On the other hand, the equation $64=x^2$ DOES have $2$ solutions: $x=8$ or $x=-8$. Thus both $8$ and $-8$ are square roots of $64$.
Let's see what happens when we take the principal square root of both sides of this equation: $$\begin{align}64 &= x^2 \\ \implies \sqrt{64} &= \sqrt{x^2} \\ \implies 8 &= |x| \\ \implies x&=8 \text{ or } x=-8\end{align}$$
Thus the fact that the principal square root operation throws out the negative root isn't much of a problem as the math still works out correctly.
Both of your professors are right. It is just an issue of notation.
The first professor defines $\sqrt{x}$ as the non-negative number that when multiplied by itself is equal to $x$, if any.
Your second professor defines $\sqrt{x}$ as the numbers that when multiplied by themselves are equal to $x$, if any.
This means that they are using the same symbol $\sqrt{x}$ to convey different concepts.
It would be better if everyone used the same words and symbols for the same concepts.

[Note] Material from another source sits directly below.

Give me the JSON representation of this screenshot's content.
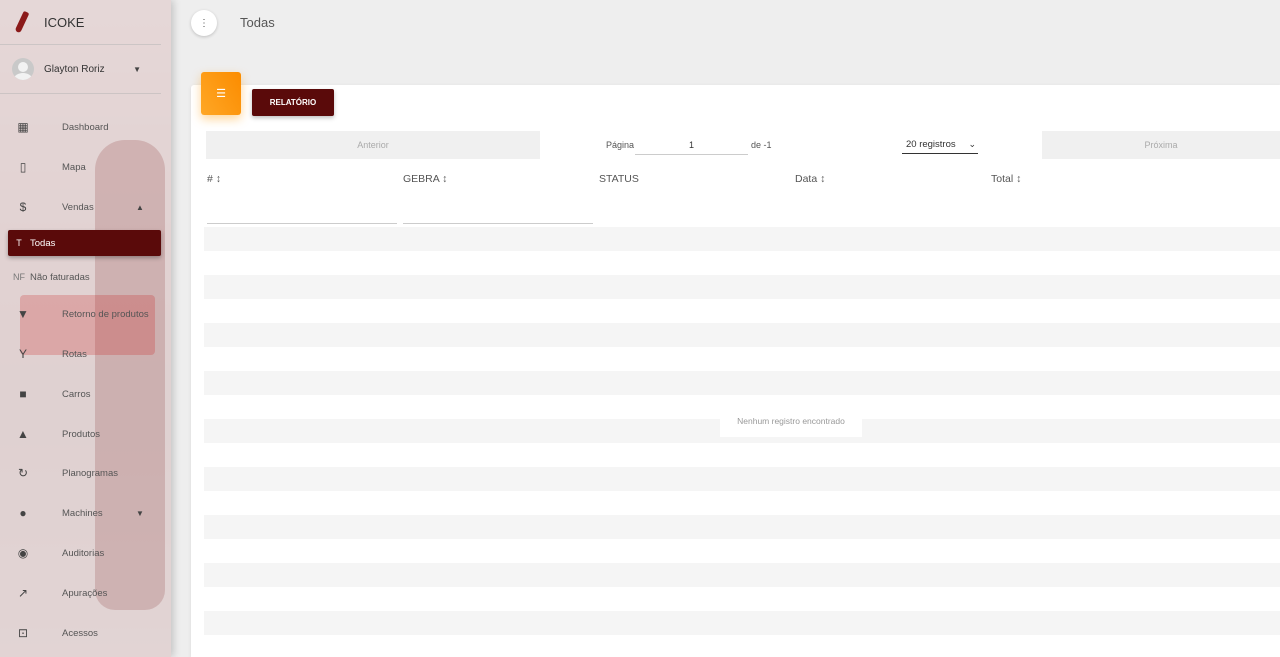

But in maths as in other issues in life you will find different people using the same word or symbol for different concepts.
Since he is the professor you will have to respect his authority regarding the choice of notation. There is no significative gain between one or another notation but it is very important to chose a notation so that everyone is on the same page. And the one chosing the notation in an academic environment will be the professor. It is unfortunate that different professors of the same institution chose different notations but you will have to live with it.
$\sqrt{\cdot}:[0,\infty)\to [0,\infty)$ is a function that to each $x\ge0$ assigns a $y\ge 0$ such that $y^2=x$. A very different thing is the set of solutions of the equation $x^2=9$, for example. In fact the only reason we have a canonical square root function in $\mathbb{R}$ is because $\mathbb{R}$ is often considered to have a total order $<$ that let's you pick a solution of the equation $x^2=9$. If you were doing only algebra (i.e. no order relation), $\sqrt{\cdot}$ might not be definable.